I don’t like when we fight,
Especially via text, and
Especially about being apart,
Which neither of us enjoys.
I distract myself with old movies
On TCM, and try to forget
There’s still two days to go.
Even Selznick’s “Since You
Went Away,” can’t take me away.
With its sentiment and sorrow,
And the hint of a sappy ending.
Jennifer Jones, whose affair
With Selznick led to husband
Robert Walker’s breakdown,
Playing a teen (at 25), having
To pretend she’s in love
With her ex-husband, not
Her director. (Ah, back story!)
Joseph Cotten’s Virginia
Gentleman not sinister at all,
Showing his range as well as
Limitations. My limitations
Stare me in the face
From the screen —
And from this empty bottle.
While you steam and fume
And try to sleep,
100 miles north.
–Scott Edward Anderson
30 Poems for National Poetry Month: Day 12
April 12, 2013
Here is my poem for Day 12 of National Poetry Month:
Today, my oldest son is,
Somehow, 17. I don’t feel
Old enough to have a son
That age. It’s a cliché, I know,
So I won’t even say it.
Suffice it to say,
I remember
My first talk with him:
Holding him in my arms
In a rocking chair
In Alaska Regional,
The Chugach Mountains
Out the hospital window.
I kissed his forehead,
Looked straight into
His face, and whispered,
“No matter what happens,
I will always love you,
And you will always know it.”
–Scott Edward Anderson
30 Poems for National Poetry Month: Day 11
April 11, 2013
Here is my poem, er, my poems for Day 11:
Hard night rain.
Morning departure:
Soaked sleeves.
.
My love exits the train,
Making her connection
–Shapely legs.
.
Magnolia blossoms
Soaking my sleeves,
Wet with longing.
.
Four days too long.
But then–
What time is enough?
.
CONTEXT: I first became interested and engaged in Japanese poetry in the early to mid-1980s, through Gary Snyder and Kenneth Rexroth. I was drawn specifically to the Man’yōshū (Ten Thousand Leaves anthology) poets.

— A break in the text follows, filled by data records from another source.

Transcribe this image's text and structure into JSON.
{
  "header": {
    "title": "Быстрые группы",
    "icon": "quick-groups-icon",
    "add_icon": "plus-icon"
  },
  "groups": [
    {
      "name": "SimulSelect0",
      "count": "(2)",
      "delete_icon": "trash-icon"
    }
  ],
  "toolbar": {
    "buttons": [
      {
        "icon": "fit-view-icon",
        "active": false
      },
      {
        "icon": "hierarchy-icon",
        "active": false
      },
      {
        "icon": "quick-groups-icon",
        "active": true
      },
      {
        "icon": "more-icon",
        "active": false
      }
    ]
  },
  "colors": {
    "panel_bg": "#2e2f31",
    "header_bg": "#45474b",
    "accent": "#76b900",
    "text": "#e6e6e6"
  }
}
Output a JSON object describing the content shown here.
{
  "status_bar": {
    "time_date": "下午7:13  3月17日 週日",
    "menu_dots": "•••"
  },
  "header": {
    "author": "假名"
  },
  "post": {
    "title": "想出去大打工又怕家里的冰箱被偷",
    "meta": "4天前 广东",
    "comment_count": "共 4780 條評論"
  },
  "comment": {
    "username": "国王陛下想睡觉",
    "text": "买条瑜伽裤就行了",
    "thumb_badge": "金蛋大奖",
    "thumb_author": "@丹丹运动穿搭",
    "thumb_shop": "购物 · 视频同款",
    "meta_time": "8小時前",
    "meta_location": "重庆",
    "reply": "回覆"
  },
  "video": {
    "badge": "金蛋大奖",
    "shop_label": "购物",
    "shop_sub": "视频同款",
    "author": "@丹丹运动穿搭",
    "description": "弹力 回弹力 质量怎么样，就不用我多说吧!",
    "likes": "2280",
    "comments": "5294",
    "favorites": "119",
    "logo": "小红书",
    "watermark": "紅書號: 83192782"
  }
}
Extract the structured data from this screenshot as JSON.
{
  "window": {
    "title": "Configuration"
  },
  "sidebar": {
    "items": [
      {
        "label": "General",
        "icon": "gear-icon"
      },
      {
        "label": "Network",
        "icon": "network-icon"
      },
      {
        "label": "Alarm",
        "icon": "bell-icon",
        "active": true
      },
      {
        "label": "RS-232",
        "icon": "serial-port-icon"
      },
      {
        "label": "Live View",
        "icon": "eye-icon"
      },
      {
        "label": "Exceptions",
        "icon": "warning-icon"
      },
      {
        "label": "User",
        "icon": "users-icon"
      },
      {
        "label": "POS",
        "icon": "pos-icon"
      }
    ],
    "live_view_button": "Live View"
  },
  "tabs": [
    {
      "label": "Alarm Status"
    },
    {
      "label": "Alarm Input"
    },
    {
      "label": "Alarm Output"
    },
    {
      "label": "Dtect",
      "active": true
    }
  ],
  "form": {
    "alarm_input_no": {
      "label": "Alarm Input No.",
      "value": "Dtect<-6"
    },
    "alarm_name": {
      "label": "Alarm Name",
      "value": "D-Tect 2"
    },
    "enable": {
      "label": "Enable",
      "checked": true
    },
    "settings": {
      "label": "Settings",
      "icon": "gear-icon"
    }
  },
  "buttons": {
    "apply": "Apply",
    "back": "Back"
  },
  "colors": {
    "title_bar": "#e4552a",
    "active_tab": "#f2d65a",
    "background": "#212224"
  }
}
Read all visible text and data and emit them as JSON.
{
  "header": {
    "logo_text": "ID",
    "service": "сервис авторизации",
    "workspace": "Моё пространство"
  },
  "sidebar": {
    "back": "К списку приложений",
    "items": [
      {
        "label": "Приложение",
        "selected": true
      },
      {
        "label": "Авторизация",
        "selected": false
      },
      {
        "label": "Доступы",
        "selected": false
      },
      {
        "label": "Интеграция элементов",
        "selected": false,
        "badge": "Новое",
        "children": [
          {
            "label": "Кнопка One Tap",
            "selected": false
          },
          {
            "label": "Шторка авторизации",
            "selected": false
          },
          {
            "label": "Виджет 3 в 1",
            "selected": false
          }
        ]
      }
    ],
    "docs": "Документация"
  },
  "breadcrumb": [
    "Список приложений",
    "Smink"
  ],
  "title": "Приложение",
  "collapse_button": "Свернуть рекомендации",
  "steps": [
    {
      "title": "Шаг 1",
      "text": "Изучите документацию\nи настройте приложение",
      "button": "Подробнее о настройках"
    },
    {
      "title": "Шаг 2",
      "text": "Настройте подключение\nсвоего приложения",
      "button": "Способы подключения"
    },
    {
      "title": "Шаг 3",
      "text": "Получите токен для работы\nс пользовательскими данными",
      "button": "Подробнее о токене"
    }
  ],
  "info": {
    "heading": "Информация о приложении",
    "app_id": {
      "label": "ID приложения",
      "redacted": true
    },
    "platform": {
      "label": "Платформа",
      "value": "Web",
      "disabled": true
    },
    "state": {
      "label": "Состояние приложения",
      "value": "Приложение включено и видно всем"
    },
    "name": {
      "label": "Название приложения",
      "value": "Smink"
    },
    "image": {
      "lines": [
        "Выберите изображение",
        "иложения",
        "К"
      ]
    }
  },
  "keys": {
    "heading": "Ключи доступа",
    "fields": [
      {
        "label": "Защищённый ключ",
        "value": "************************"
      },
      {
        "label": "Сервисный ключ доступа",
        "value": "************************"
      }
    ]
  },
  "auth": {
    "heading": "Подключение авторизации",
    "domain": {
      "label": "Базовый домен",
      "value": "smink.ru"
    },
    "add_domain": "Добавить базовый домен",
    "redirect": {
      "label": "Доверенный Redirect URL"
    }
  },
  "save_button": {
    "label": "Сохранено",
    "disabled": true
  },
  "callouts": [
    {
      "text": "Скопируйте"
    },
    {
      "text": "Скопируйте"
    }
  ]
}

I liked that the Man’yōshū poets were less well-known than the great Haiku poets — Basho, Busan, and Issa — and their forms and styles were more varied, including long poems (chōka), short poems (tanka), and even tan-renga (short connecting poems).
The phrase “soaked sleeves” or “soaking sleeves,” was used to represent tears shed for an absent lover — whether lost or just far from one’s side. It could also connote longing for place or countryside.
I first used the phrase and a loose tanka form in my “Glimmerglass Poems,” which were written during the summer of 1985 in Cooperstown, NY. You can read them HERE as they appeared in the journal Terrain.
I use it here to draw a parallel between the rain of last night’s storm and my sadness at having to be away from Samantha for the next four days.